Specialty shops and gourmet delis stock wide arrays of small-production oils from the Mediterranean as well as from up-and-coming regions of Australia and California. There are tons of small producers, each using different varieties of olives, grown under different climatic conditions. The flavor of high-end olive oil is as dependent as wine on climate and soil-and real connoisseurs taste oil with the same enthusiasm as oenophiles.

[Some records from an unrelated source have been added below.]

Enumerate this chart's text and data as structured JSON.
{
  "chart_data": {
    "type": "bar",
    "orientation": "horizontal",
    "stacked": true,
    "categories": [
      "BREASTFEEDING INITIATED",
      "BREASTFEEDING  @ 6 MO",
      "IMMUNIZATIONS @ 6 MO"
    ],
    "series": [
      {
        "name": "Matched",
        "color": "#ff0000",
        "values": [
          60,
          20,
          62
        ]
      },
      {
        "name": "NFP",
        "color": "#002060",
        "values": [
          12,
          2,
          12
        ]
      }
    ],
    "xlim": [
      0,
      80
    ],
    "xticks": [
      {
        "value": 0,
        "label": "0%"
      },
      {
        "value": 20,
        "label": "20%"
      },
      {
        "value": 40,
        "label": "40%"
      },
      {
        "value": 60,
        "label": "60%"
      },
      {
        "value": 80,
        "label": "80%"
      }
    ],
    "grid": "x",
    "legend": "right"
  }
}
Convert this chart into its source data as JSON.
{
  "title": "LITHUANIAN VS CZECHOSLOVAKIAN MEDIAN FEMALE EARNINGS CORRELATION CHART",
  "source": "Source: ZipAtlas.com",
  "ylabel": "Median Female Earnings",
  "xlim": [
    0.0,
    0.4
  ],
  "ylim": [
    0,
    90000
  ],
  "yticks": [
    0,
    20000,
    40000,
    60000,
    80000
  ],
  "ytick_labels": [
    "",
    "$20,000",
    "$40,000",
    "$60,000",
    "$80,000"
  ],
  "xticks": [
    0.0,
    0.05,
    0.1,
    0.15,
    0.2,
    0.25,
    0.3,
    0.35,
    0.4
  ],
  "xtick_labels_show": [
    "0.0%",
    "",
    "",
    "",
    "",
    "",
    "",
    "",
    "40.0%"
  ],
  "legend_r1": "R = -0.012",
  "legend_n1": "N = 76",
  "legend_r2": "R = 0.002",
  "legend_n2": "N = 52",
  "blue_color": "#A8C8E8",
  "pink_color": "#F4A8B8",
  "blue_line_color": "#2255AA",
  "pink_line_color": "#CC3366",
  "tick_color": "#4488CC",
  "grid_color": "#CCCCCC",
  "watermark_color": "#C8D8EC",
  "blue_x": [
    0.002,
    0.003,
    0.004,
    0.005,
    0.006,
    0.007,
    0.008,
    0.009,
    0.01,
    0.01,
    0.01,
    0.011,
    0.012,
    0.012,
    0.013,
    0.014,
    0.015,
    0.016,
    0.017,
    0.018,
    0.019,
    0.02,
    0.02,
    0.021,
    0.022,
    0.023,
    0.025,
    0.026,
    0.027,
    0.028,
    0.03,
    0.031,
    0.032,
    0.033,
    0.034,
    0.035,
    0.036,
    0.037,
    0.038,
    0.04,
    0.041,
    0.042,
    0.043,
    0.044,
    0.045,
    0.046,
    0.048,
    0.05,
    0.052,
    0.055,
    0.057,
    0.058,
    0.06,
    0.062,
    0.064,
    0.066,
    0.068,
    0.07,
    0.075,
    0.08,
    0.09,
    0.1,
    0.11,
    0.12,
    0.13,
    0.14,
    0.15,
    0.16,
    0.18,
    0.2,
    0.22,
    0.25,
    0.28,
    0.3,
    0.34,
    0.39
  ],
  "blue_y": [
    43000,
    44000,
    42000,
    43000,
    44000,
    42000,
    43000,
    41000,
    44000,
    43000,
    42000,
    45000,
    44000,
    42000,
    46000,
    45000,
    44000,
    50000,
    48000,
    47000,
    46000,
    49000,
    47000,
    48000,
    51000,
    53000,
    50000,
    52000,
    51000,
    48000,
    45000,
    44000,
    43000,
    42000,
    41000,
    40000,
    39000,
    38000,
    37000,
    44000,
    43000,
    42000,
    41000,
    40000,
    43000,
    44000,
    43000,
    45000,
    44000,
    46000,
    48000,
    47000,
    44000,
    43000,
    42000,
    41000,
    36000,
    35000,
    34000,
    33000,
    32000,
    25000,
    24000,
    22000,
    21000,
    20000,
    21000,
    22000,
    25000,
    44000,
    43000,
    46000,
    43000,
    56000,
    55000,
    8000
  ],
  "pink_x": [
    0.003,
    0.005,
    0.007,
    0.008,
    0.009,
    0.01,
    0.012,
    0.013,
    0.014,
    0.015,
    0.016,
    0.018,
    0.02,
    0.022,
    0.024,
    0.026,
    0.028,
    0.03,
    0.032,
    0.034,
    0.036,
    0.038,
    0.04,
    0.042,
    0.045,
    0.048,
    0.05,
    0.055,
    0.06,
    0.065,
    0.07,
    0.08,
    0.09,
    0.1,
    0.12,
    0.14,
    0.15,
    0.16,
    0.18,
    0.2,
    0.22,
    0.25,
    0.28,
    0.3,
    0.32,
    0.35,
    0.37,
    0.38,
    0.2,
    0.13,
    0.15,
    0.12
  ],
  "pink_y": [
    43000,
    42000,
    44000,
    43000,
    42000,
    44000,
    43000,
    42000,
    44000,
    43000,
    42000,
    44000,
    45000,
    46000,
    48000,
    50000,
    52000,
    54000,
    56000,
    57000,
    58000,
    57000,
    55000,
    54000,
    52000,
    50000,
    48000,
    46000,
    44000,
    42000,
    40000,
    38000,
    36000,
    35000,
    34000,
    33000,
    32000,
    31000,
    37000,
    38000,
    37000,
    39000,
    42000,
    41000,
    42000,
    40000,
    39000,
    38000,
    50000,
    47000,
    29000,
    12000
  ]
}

To meet some truly oil-passionate people, head to Oliviers and Co., a specialty oil importer with outposts in major cities (none in ski country, so pack your own). Each year, Oliviers offers fresh “Grand Cru” oils from tiny artisan growers in Europe. Try the smooth and floral Aires del Coto from Andalusia, or the rich, peppery Moulin Fortune Arizzi from the mountains of Provence. These are fresh oils, imported within days of pressing, and shouldn’t be stored longer than six months. But don’t cook with them: Olive oil loses its flavor in the frying pan.


Try these:

>Gaeta An Italian olive well-known for its role in pizza and pasta sauce. Black, dry- or brine-cured, with a nice, meaty texture and slightly salty taste.

>Kalamata The Greek olive, almond-shaped and black-purple, deliciously fruity and tart.

>Manzanilla A green olive from Spain, aromatic and mild.

>Nyons A prized, bitter-tasting black olive, also from France, generally found dry-cured in salt.

>Picholine A green olive from France with a slightly bitter, nutty flavor.